You can [read more about the MIT license](https://choosealicense.com/licenses/mit/), and [compare different open-source licenses at `choosealicense.com`](https://choosealicense.com/licenses/).
## Some Ethical Guidelines to Consider
Web scraping is a powerful tool for gathering data, and its [legality has been upheld](https://en.wikipedia.org/wiki/HiQ_Labs_v._LinkedIn).
But it is important to use it responsibly and ethically. Here are some guidelines to consider:
1. Review the website's Terms of Service and [`robots.txt`](https://en.wikipedia.org/wiki/robots.txt) file to understand allowances and restrictions for automated scraping before starting.
2. Avoid scraping copyrighted content verbatim without permission. Summarizing is safer. Use data judiciously under "fair use" principles.
3. Do not enable illegal or fraudulent uses of scraped data, and be mindful of security and privacy.
4. Check that your scraping activity does not overload or harm the website's servers. Scale activity gradually.
5. Reflect on whether scraping could unintentionally reveal private user or organizational information from the site.
6. Consider if scraped data could negatively impact the website's value or business model.

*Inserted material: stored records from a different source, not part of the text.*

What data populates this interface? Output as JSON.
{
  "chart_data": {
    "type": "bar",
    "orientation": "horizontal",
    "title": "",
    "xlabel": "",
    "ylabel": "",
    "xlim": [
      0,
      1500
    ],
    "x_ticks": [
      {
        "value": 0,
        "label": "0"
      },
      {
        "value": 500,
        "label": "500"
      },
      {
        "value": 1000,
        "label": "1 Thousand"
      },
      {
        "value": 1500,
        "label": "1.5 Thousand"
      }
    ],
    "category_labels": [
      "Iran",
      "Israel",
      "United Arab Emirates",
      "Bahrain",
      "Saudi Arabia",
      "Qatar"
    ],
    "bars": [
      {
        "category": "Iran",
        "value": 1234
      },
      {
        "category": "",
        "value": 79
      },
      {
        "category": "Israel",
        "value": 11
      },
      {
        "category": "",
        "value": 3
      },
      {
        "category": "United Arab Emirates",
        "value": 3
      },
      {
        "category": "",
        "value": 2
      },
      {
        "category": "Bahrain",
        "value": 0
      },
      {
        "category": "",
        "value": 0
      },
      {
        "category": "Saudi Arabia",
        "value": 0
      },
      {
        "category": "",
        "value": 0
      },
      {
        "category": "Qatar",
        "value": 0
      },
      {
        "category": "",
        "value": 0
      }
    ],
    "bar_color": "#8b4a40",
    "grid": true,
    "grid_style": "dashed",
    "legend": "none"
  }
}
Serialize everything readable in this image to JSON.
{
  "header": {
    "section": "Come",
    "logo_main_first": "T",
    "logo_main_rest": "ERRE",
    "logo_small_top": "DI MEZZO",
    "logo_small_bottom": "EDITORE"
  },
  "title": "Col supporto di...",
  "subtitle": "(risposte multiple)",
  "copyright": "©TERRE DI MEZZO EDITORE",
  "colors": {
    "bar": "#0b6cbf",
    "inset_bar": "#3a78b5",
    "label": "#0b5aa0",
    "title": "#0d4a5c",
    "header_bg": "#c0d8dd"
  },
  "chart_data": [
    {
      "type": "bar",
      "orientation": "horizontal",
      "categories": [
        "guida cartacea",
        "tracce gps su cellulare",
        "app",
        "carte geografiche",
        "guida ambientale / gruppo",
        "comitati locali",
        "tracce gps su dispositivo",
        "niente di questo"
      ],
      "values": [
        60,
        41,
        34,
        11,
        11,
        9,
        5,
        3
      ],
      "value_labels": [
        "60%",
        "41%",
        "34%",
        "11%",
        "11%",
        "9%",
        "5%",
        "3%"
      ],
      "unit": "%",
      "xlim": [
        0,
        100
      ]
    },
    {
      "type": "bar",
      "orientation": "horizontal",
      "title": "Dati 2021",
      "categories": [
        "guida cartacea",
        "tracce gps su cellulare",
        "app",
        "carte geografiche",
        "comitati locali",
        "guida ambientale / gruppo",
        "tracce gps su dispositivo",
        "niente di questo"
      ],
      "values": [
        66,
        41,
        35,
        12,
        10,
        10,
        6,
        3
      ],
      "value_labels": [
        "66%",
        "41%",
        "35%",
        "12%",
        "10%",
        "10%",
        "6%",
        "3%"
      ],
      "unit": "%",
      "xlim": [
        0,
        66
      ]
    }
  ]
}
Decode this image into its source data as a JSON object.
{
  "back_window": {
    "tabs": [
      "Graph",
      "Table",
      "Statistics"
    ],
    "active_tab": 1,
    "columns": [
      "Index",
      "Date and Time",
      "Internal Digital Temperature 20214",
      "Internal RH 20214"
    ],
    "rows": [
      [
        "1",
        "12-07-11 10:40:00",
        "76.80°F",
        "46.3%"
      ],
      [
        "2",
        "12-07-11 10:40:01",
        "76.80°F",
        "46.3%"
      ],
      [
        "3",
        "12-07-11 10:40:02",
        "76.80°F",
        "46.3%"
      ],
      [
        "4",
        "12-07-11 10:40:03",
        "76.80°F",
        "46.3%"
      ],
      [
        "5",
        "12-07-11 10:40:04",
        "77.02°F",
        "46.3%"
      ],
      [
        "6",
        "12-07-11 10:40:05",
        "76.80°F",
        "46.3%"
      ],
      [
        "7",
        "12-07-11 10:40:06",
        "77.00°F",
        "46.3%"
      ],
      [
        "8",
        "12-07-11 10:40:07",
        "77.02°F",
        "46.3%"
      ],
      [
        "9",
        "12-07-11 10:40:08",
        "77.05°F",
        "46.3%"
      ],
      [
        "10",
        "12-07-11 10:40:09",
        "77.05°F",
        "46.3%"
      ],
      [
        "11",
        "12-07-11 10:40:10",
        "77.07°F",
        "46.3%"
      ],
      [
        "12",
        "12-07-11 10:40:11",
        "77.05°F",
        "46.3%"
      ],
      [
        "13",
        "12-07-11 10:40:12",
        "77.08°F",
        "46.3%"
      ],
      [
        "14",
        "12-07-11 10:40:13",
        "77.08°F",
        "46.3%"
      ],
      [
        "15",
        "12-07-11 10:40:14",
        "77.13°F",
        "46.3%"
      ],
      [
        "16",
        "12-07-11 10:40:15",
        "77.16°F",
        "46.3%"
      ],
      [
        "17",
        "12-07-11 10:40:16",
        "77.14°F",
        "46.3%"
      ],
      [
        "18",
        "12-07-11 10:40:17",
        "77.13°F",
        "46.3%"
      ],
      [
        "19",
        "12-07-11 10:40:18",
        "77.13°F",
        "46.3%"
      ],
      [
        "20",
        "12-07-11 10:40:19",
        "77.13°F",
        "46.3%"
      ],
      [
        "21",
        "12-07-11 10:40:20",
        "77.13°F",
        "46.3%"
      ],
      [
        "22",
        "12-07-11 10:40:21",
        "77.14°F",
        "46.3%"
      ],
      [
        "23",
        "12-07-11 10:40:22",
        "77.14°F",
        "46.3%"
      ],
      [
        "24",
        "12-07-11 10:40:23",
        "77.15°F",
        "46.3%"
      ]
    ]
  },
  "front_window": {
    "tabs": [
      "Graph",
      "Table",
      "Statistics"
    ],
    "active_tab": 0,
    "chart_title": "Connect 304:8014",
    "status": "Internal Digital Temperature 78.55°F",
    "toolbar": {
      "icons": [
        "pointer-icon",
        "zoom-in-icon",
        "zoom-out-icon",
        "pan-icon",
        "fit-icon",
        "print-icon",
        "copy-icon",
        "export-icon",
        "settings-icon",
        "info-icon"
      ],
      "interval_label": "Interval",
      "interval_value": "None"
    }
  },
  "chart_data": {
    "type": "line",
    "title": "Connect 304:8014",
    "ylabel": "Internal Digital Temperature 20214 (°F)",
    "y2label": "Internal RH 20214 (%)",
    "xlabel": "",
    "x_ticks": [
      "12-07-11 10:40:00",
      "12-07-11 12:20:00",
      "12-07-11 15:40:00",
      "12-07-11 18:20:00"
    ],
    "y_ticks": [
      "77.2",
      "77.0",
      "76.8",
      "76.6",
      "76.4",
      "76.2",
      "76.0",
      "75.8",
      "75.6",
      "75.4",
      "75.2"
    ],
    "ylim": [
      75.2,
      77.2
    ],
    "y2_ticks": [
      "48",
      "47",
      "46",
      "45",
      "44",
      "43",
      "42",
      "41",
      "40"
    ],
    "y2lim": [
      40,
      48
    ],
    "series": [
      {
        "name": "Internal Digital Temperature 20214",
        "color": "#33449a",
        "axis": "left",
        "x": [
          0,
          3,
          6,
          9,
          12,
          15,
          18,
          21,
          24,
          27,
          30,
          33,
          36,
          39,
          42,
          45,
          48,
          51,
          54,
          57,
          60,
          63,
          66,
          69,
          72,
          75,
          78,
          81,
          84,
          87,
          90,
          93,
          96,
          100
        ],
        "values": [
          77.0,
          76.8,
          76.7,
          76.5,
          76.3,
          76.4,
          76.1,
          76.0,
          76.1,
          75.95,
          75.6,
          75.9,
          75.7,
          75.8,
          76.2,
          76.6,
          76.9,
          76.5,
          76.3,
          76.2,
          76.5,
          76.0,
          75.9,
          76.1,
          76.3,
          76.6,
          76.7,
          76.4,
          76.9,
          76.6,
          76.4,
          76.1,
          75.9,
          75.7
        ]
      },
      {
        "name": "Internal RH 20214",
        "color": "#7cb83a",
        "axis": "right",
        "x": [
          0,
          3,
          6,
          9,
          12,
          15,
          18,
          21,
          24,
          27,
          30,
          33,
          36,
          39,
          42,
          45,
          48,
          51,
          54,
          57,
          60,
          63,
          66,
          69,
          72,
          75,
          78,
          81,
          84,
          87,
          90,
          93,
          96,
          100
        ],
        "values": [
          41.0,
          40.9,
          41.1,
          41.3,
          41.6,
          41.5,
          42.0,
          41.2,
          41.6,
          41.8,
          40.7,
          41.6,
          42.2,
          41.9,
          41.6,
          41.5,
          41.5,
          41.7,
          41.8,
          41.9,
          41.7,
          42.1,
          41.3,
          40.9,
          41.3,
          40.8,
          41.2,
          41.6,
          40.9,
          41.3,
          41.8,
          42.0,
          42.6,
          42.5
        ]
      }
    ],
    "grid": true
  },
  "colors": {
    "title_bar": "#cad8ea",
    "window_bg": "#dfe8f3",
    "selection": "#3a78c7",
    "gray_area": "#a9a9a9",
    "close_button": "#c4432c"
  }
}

7. Assess if decisions made using the data could contribute to bias, discrimination or unfair profiling.
8. Validate quality of scraped data, and recognize limitations in ensuring relevance and accuracy inherent with web data.
9. Document your scraping process thoroughly for replicability, transparency and accountability.
10. Continuously re-evaluate your scraping program against applicable laws and ethical principles.